I need to make forecases for the $x_{i, t+1}, x_{i, t+2}, x_{i, t+3}$ points (the forecast horizon would hopefully be short) for each $i$-th series. In most cases I can assume some simple linear trends (I am not hoping for much more since the limited data for each of the series), so I could simply try something like a linear regression to approximate AR($k$) model, but in my data, from time to time after a steady linear upward trend I observe a random drop and I would like my method to be somehow sensitive to noticing such change (e.g. when there is a change between $x_{i,t-1}$ and $x_{i,t}$) and not suggesting linear upward trend after noticing it. Below I show a made-up example that looks similar to my data, that was created using the a10 dataset from fpp package by Rob Hyndman.
library("fpp")
s1 <- seq(1, 100, by = 10)
s2 <- seq(10, 110, by = 10)
X <- NULL
for (i in seq_along(s1))
X <- rbind(X, a10[s1[i]:s2[i]])
All this means that the common simple methods like linear regression; random walk forecast that takes $x_{i,t}$ as a forecast for the $t+1, t+2, t+3$ values; random walk with drift; predicting mean of previous timepoints etc. do not seem as a good choice for me. On another hand, limited data and computational limitations make more advanced methods not feasible.

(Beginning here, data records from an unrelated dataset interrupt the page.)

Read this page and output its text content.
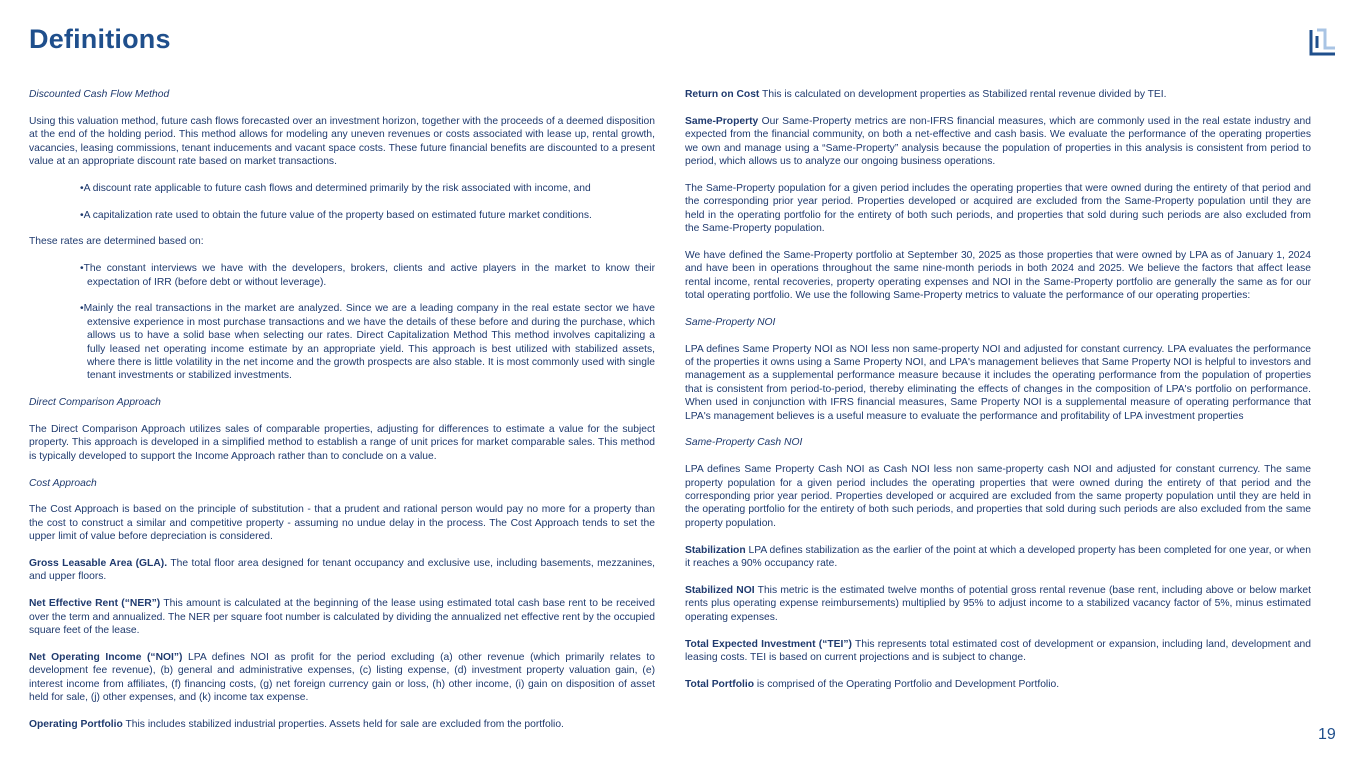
Definitions

Discounted Cash Flow Method

Using this valuation method, future cash flows forecasted over an investment horizon, together with the proceeds of a deemed disposition at the end of the holding period. This method allows for modeling any uneven revenues or costs associated with lease up, rental growth, vacancies, leasing commissions, tenant inducements and vacant space costs. These future financial benefits are discounted to a present value at an appropriate discount rate based on market transactions.

• A discount rate applicable to future cash flows and determined primarily by the risk associated with income, and

• A capitalization rate used to obtain the future value of the property based on estimated future market conditions.

These rates are determined based on:

• The constant interviews we have with the developers, brokers, clients and active players in the market to know their expectation of IRR (before debt or without leverage).

• Mainly the real transactions in the market are analyzed. Since we are a leading company in the real estate sector we have extensive experience in most purchase transactions and we have the details of these before and during the purchase, which allows us to have a solid base when selecting our rates. Direct Capitalization Method This method involves capitalizing a fully leased net operating income estimate by an appropriate yield. This approach is best utilized with stabilized assets, where there is little volatility in the net income and the growth prospects are also stable. It is most commonly used with single tenant investments or stabilized investments.

Direct Comparison Approach

The Direct Comparison Approach utilizes sales of comparable properties, adjusting for differences to estimate a value for the subject property. This approach is developed in a simplified method to establish a range of unit prices for market comparable sales. This method is typically developed to support the Income Approach rather than to conclude on a value.

Cost Approach

The Cost Approach is based on the principle of substitution - that a prudent and rational person would pay no more for a property than the cost to construct a similar and competitive property - assuming no undue delay in the process. The Cost Approach tends to set the upper limit of value before depreciation is considered.

Gross Leasable Area (GLA). The total floor area designed for tenant occupancy and exclusive use, including basements, mezzanines, and upper floors.

Net Effective Rent (“NER”) This amount is calculated at the beginning of the lease using estimated total cash base rent to be received over the term and annualized. The NER per square foot number is calculated by dividing the annualized net effective rent by the occupied square feet of the lease.

Net Operating Income (“NOI”) LPA defines NOI as profit for the period excluding (a) other revenue (which primarily relates to development fee revenue), (b) general and administrative expenses, (c) listing expense, (d) investment property valuation gain, (e) interest income from affiliates, (f) financing costs, (g) net foreign currency gain or loss, (h) other income, (i) gain on disposition of asset held for sale, (j) other expenses, and (k) income tax expense.

Operating Portfolio This includes stabilized industrial properties. Assets held for sale are excluded from the portfolio.

Return on Cost This is calculated on development properties as Stabilized rental revenue divided by TEI.

Same-Property Our Same-Property metrics are non-IFRS financial measures, which are commonly used in the real estate industry and expected from the financial community, on both a net-effective and cash basis. We evaluate the performance of the operating properties we own and manage using a “Same-Property” analysis because the population of properties in this analysis is consistent from period to period, which allows us to analyze our ongoing business operations.

The Same-Property population for a given period includes the operating properties that were owned during the entirety of that period and the corresponding prior year period. Properties developed or acquired are excluded from the Same-Property population until they are held in the operating portfolio for the entirety of both such periods, and properties that sold during such periods are also excluded from the Same-Property population.

We have defined the Same-Property portfolio at September 30, 2025 as those properties that were owned by LPA as of January 1, 2024 and have been in operations throughout the same nine-month periods in both 2024 and 2025. We believe the factors that affect lease rental income, rental recoveries, property operating expenses and NOI in the Same-Property portfolio are generally the same as for our total operating portfolio. We use the following Same-Property metrics to valuate the performance of our operating properties:

Same-Property NOI

LPA defines Same Property NOI as NOI less non same-property NOI and adjusted for constant currency. LPA evaluates the performance of the properties it owns using a Same Property NOI, and LPA's management believes that Same Property NOI is helpful to investors and management as a supplemental performance measure because it includes the operating performance from the population of properties that is consistent from period-to-period, thereby eliminating the effects of changes in the composition of LPA's portfolio on performance. When used in conjunction with IFRS financial measures, Same Property NOI is a supplemental measure of operating performance that LPA's management believes is a useful measure to evaluate the performance and profitability of LPA investment properties

Same-Property Cash NOI

LPA defines Same Property Cash NOI as Cash NOI less non same-property cash NOI and adjusted for constant currency. The same property population for a given period includes the operating properties that were owned during the entirety of that period and the corresponding prior year period. Properties developed or acquired are excluded from the same property population until they are held in the operating portfolio for the entirety of both such periods, and properties that sold during such periods are also excluded from the same property population.

Stabilization LPA defines stabilization as the earlier of the point at which a developed property has been completed for one year, or when it reaches a 90% occupancy rate.

Stabilized NOI This metric is the estimated twelve months of potential gross rental revenue (base rent, including above or below market rents plus operating expense reimbursements) multiplied by 95% to adjust income to a stabilized vacancy factor of 5%, minus estimated operating expenses.

Total Expected Investment (“TEI”) This represents total estimated cost of development or expansion, including land, development and leasing costs. TEI is based on current projections and is subject to change.

Total Portfolio is comprised of the Operating Portfolio and Development Portfolio.

19
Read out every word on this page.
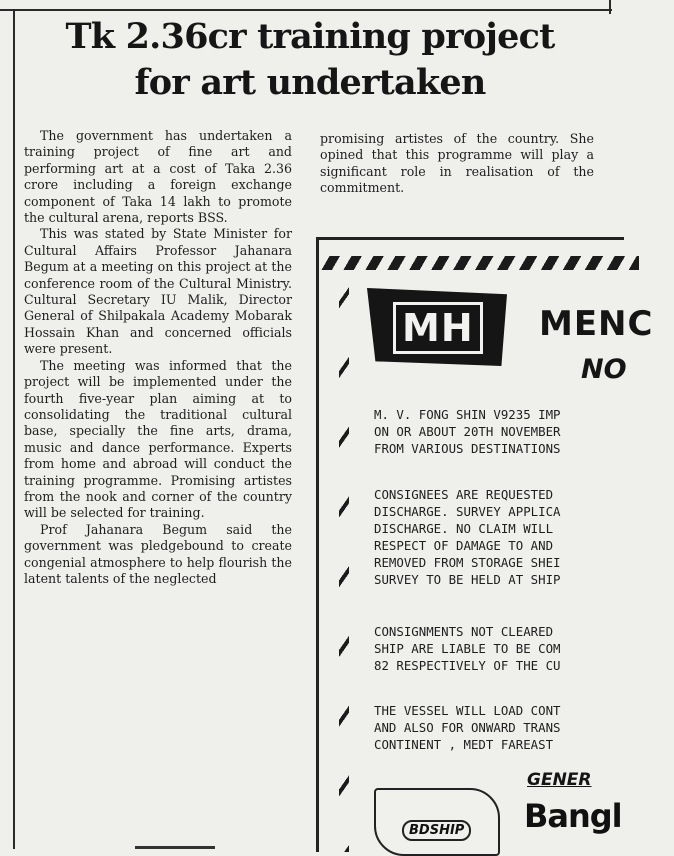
Tk 2.36cr training project
for art undertaken

The government has undertaken a training project of fine art and performing art at a cost of Taka 2.36 crore including a foreign exchange component of Taka 14 lakh to promote the cultural arena, reports BSS.

This was stated by State Minister for Cultural Affairs Professor Jahanara Begum at a meeting on this project at the conference room of the Cultural Ministry. Cultural Secretary IU Malik, Director General of Shilpakala Academy Mobarak Hossain Khan and concerned officials were present.

The meeting was informed that the project will be implemented under the fourth five-year plan aiming at to consolidating the traditional cultural base, specially the fine arts, drama, music and dance performance. Experts from home and abroad will conduct the training programme. Promising artistes from the nook and corner of the country will be selected for training.

Prof Jahanara Begum said the government was pledgebound to create congenial atmosphere to help flourish the latent talents of the neglected

promising artistes of the country. She opined that this programme will play a significant role in realisation of the commitment.

MH MENC
NO
M. V. FONG SHIN V9235 IMP
ON OR ABOUT 20TH NOVEMBER
FROM VARIOUS DESTINATIONS
CONSIGNEES ARE REQUESTED
DISCHARGE. SURVEY APPLICA
DISCHARGE. NO CLAIM WILL
RESPECT OF DAMAGE TO AND
REMOVED FROM STORAGE SHEI
SURVEY TO BE HELD AT SHIP
CONSIGNMENTS NOT CLEARED
SHIP ARE LIABLE TO BE COM
82 RESPECTIVELY OF THE CU
THE VESSEL WILL LOAD CONT
AND ALSO FOR ONWARD TRANS
CONTINENT , MEDT FAREAST
GENER
BDSHIP Bangl
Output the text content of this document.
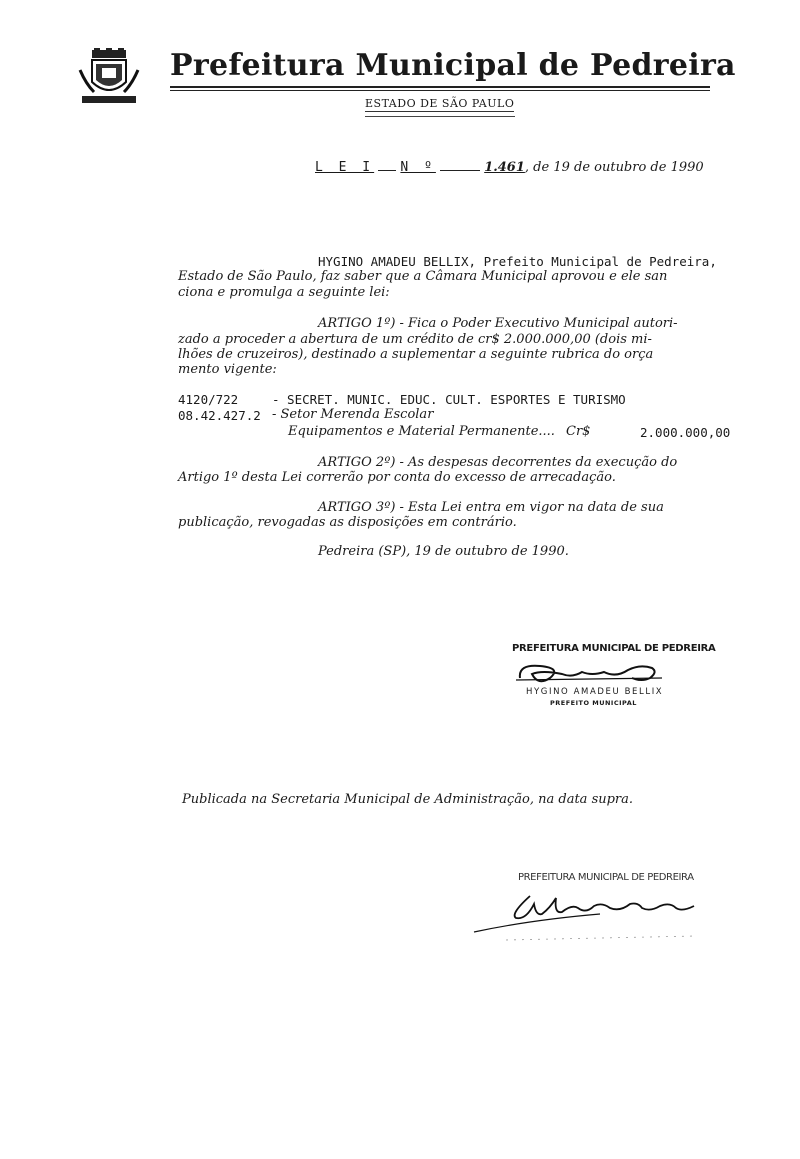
Prefeitura Municipal de Pedreira
ESTADO DE SÃO PAULO
L E I N º	1.461, de 19 de outubro de 1990
HYGINO AMADEU BELLIX, Prefeito Municipal de Pedreira,
Estado de São Paulo, faz saber que a Câmara Municipal aprovou e ele san
ciona e promulga a seguinte lei:
ARTIGO 1º) - Fica o Poder Executivo Municipal autori-
zado a proceder a abertura de um crédito de cr$ 2.000.000,00 (dois mi-
lhões de cruzeiros), destinado a suplementar a seguinte rubrica do orça
mento vigente:
4120/722	- SECRET. MUNIC. EDUC. CULT. ESPORTES E TURISMO
08.42.427.2 - Setor Merenda Escolar
Equipamentos e Material Permanente.... Cr$	2.000.000,00
ARTIGO 2º) - As despesas decorrentes da execução do
Artigo 1º desta Lei correrão por conta do excesso de arrecadação.
ARTIGO 3º) - Esta Lei entra em vigor na data de sua
publicação, revogadas as disposições em contrário.
Pedreira (SP), 19 de outubro de 1990.
PREFEITURA MUNICIPAL DE PEDREIRA
HYGINO AMADEU BELLIX
PREFEITO MUNICIPAL
Publicada na Secretaria Municipal de Administração, na data supra.
PREFEITURA MUNICIPAL DE PEDREIRA
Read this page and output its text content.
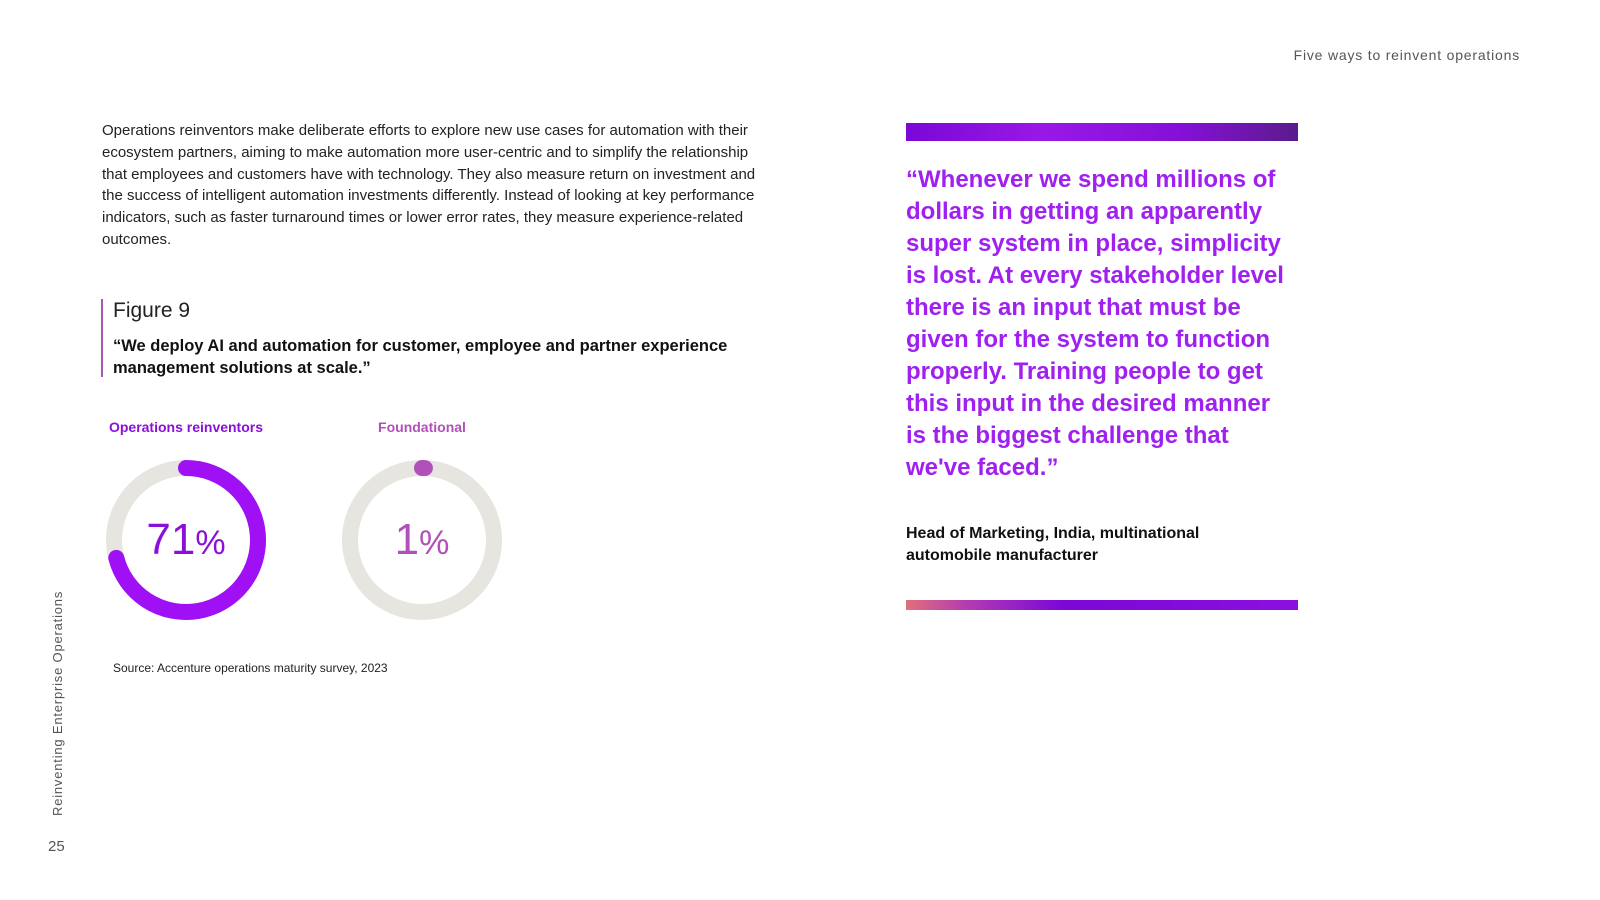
Five ways to reinvent operations
Operations reinventors make deliberate efforts to explore new use cases for automation with their ecosystem partners, aiming to make automation more user-centric and to simplify the relationship that employees and customers have with technology. They also measure return on investment and the success of intelligent automation investments differently. Instead of looking at key performance indicators, such as faster turnaround times or lower error rates, they measure experience-related outcomes.
Figure 9
“We deploy AI and automation for customer, employee and partner experience management solutions at scale.”
Operations reinventors
71%
Foundational
1%
Source: Accenture operations maturity survey, 2023
“Whenever we spend millions of dollars in getting an apparently super system in place, simplicity is lost. At every stakeholder level there is an input that must be given for the system to function properly. Training people to get this input in the desired manner is the biggest challenge that we've faced.”
Head of Marketing, India, multinational automobile manufacturer
Reinventing Enterprise Operations
25
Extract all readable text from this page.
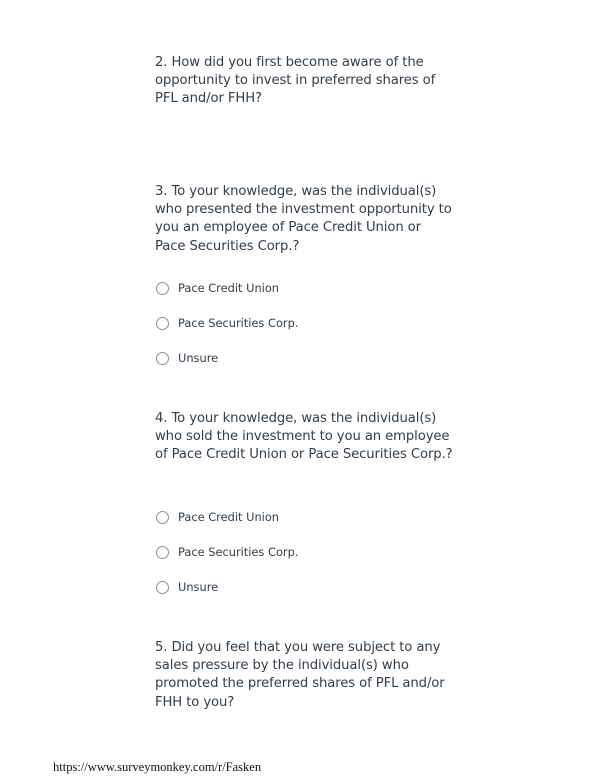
2. How did you first become aware of the opportunity to invest in preferred shares of PFL and/or FHH?
3. To your knowledge, was the individual(s) who presented the investment opportunity to you an employee of Pace Credit Union or Pace Securities Corp.?
Pace Credit Union
Pace Securities Corp.
Unsure
4. To your knowledge, was the individual(s) who sold the investment to you an employee of Pace Credit Union or Pace Securities Corp.?
Pace Credit Union
Pace Securities Corp.
Unsure
5. Did you feel that you were subject to any sales pressure by the individual(s) who promoted the preferred shares of PFL and/or FHH to you?
https://www.surveymonkey.com/r/Fasken
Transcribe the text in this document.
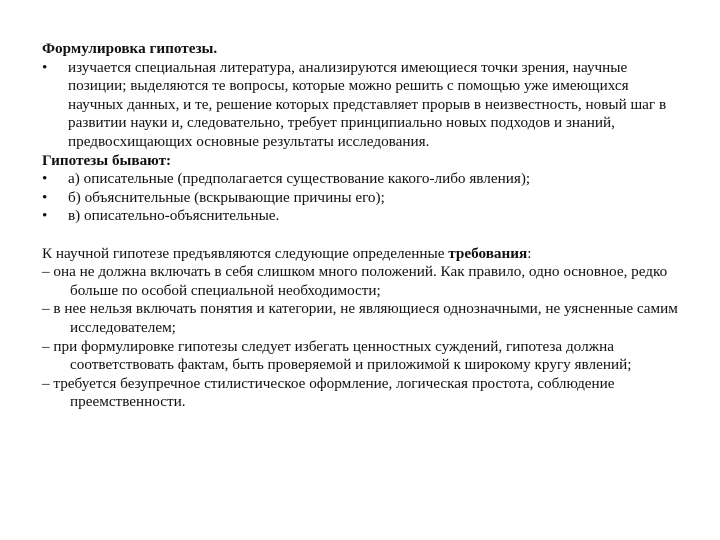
Формулировка гипотезы.

• изучается специальная литература, анализируются имеющиеся точки зрения, научные позиции; выделяются те вопросы, которые можно решить с помощью уже имеющихся научных данных, и те, решение которых представляет прорыв в неизвестность, новый шаг в развитии науки и, следовательно, требует принципиально новых подходов и знаний, предвосхищающих основные результаты исследования.

Гипотезы бывают:

• а) описательные (предполагается существование какого-либо явления);
• б) объяснительные (вскрывающие причины его);
• в) описательно-объяснительные.

К научной гипотезе предъявляются следующие определенные требования:

– она не должна включать в себя слишком много положений. Как правило, одно основное, редко больше по особой специальной необходимости;
– в нее нельзя включать понятия и категории, не являющиеся однозначными, не уясненные самим исследователем;
– при формулировке гипотезы следует избегать ценностных суждений, гипотеза должна соответствовать фактам, быть проверяемой и приложимой к широкому кругу явлений;
– требуется безупречное стилистическое оформление, логическая простота, соблюдение преемственности.
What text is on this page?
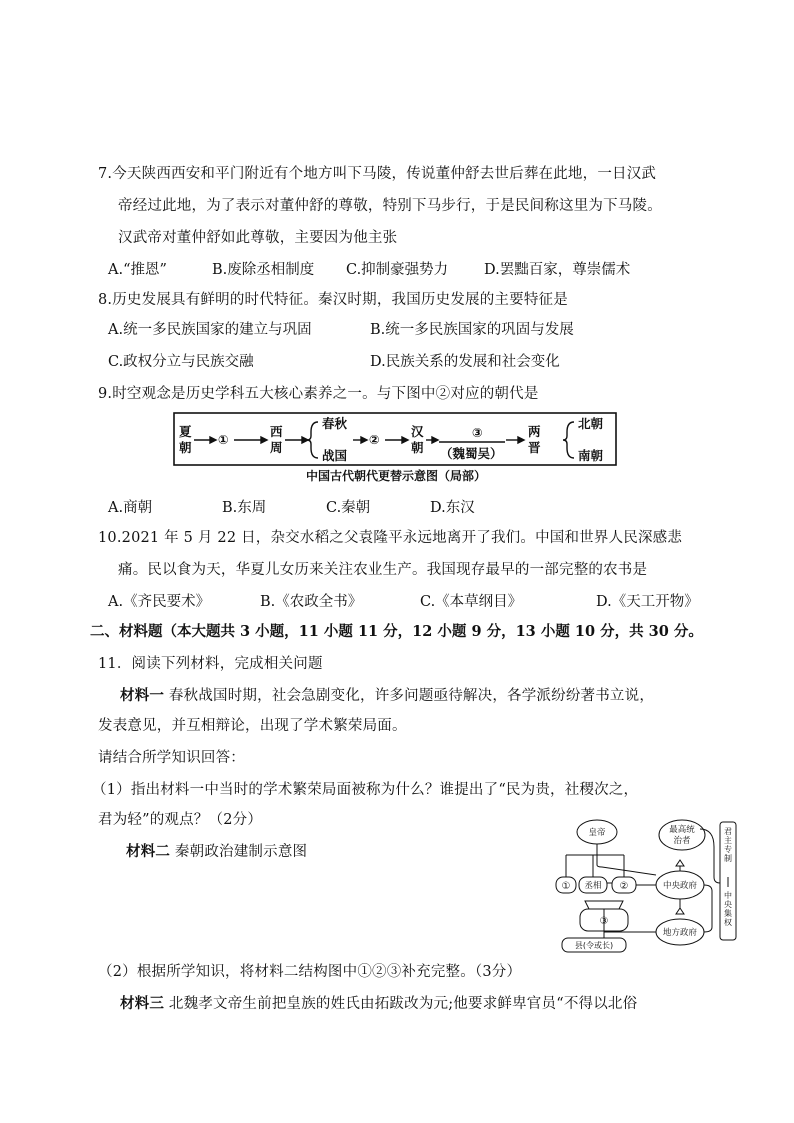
7.今天陕西西安和平门附近有个地方叫下马陵，传说董仲舒去世后葬在此地，一日汉武
帝经过此地，为了表示对董仲舒的尊敬，特别下马步行，于是民间称这里为下马陵。
汉武帝对董仲舒如此尊敬，主要因为他主张
A.“推恩”	B.废除丞相制度 C.抑制豪强势力 D.罢黜百家，尊崇儒术
8.历史发展具有鲜明的时代特征。秦汉时期，我国历史发展的主要特征是
A.统一多民族国家的建立与巩固	B.统一多民族国家的巩固与发展
C.政权分立与民族交融	D.民族关系的发展和社会变化
9.时空观念是历史学科五大核心素养之一。与下图中②对应的朝代是
夏
朝
①
西
周
春秋
战国
②
汉
朝
③
（魏蜀吴）
两
晋
北朝
南朝
中国古代朝代更替示意图（局部）
A.商朝	B.东周	C.秦朝	D.东汉
10.2021 年 5 月 22 日，杂交水稻之父袁隆平永远地离开了我们。中国和世界人民深感悲
痛。民以食为天，华夏儿女历来关注农业生产。我国现存最早的一部完整的农书是
A.《齐民要术》	B.《农政全书》	C.《本草纲目》	D.《天工开物》
二、材料题（本大题共 3 小题，11 小题 11 分，12 小题 9 分，13 小题 10 分，共 30 分。
11．阅读下列材料，完成相关问题
材料一 春秋战国时期，社会急剧变化，许多问题亟待解决，各学派纷纷著书立说，
发表意见，并互相辩论，出现了学术繁荣局面。
请结合所学知识回答：
（1）指出材料一中当时的学术繁荣局面被称为什么？谁提出了“民为贵，社稷次之，
君为轻”的观点？（2分）
材料二 秦朝政治建制示意图
皇帝	最高统
治者
① 丞相 ②	中央政府
③
地方政府
县(令或长)
君主专制
中央集权
（2）根据所学知识，将材料二结构图中①②③补充完整。（3分）
材料三 北魏孝文帝生前把皇族的姓氏由拓跋改为元;他要求鲜卑官员“不得以北俗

I was thinking of something like using simple exponential smoothing of the changes between the timepoints $\Delta_{i,t} = x_{i,t} - x_{i,t-1}$, i.e. taking
$$ \begin{align} \ell_{i,t} &= (1-\alpha) \ell_{i,t-1} + \alpha \Delta_{i,t} \\ \hat x_{i,t+1} &= x_{i,t} + \ell_{i,t} \\ \hat x_{i,t+2} &= \hat x_{i,t+1} + \ell_{i,t} \\ \dots \end{align} $$
with some pretty hign $\alpha$ (this could be optimized), but I do not want to re-design the wheel, so I'm looking for some hints either on this approach, or suggesting something better then this. I'd need prediction intervals for my forecast, so I'd be grateful also for a comment on this.
Another problem is that this approach ignores the fact that I could also use the other series to build a general model. I believe that using the whole dataset could lead to improvements (some kind of shrinkage). Maybe I could use something like hierarchical forecasting described by Rob Hyndman (see e.g. those slides or the hts vignette) where the parameters to aggregate the individual series could be estimated using regression (this easily scales).